A second important practice is to control thrips with postemergence insecticides. Be timely with these sprays. By the time you read this, the early planted peanuts will have already needed follow up sprays of insecticides. Don’t spray paraquat on peanuts with significant injury caused by thrips. You will get a major yield hit in many cases.

For Virginia market types and large-seeded runner market types, apply gypsum at rates recommended by Cooperative Extension. We recommended rates for various products in the North Carolina production guide 2024 Peanut Information on all Virginia market types. I recommend at least half that rate on runner market types. There is a tendency to apply gypsum in early June. Sometimes peanuts are very small at that point in the season, and big rains can wash the gypsum from the top of the row into the furrow (many of the acres in our region are planted on beds.) I suggest later applications when peanut plants are bigger. The plants minimize washing of gypsum from where it is needed, if you get heavy rains and the alter applications increase the likelihood that adequate calcium will be in the pegging zone throughout the season. At times we think that more gypsum than the recommended rate gives us insurance. However, in some of our research we find that rates higher than the ones we recommended can actually decrease yield if we have low pH soils. I do not recommend higher rates than what we have in the guide. There will not be a yield increase above the recommended rate and in areas of the field with lower pH, yields might be lower than yields without gypsum.

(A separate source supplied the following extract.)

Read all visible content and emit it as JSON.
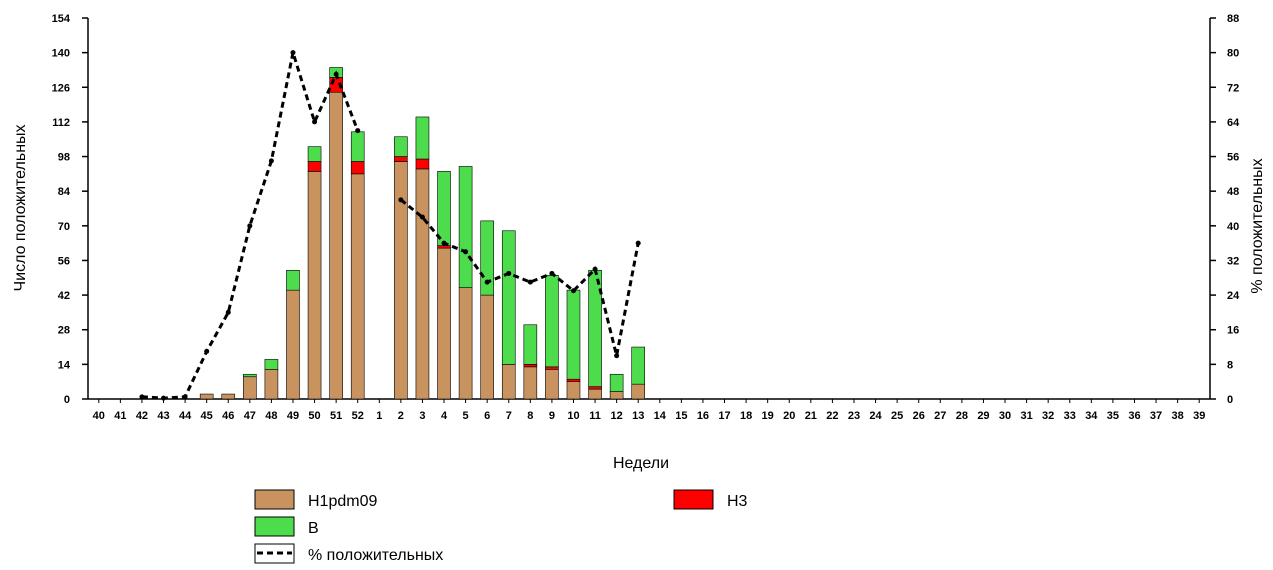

Staying ahead of micronutrient deficiencies is important. In fields with high pH, we need to address manganese deficiencies early and peanuts might need multiple applications. Make sure the products you purchases deliverers adequate manganese and boron. There is not a magic formulation on the market. The formulation you use has to have enough micronutrient to make a difference.

We also contrast some of these products in 2024 Peanut Information. As we move into late June and early July, putting a solid program in place for leaf spot and stem rot is critical. In North Carolina and Virginia, we generally have a 5-spray program that begins at the R-3 stage of peanut growth and development (but no later than July 10) if you are spraying on a 14-day schedule. We have weather-based advisories for leaf spot that can help target the timing of sprays. The first and last sprays need chlorothalonil (multiple formulations are available.) There are many options for sprays 2, 3, and 4 to control stem rot and leaf spot. Some fungicides provide protection from leaf spot and stem rot for different lengths of time. Keys are to make sure there are no gaps in protection and resistance management is practiced (using the correct fungicide rate, applying the number of applications based on recommendations, alternating sites of action.)

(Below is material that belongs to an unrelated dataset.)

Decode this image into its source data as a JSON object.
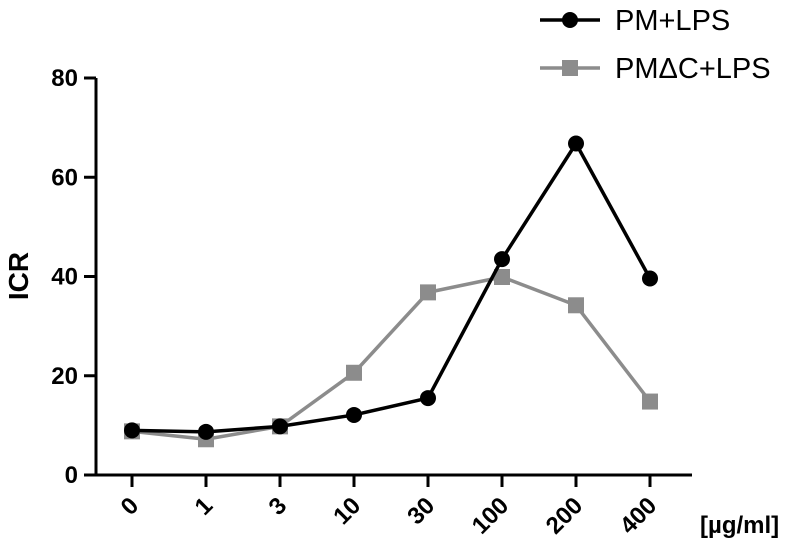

Finally, there is a great deal of overlap between sprays for weeds, insects, and diseases and products we apply to address nutrient deficiencies and manage vine growth. Before you put a host of products in the tank at the same time, ask around and makes sure the products are compatible. We don’t want to get less control than desired, more crop injury than we can stand, and we certainly don’t want to have to discard many acres of pesticides that settled out in the tank and then need replace parts of sprayers.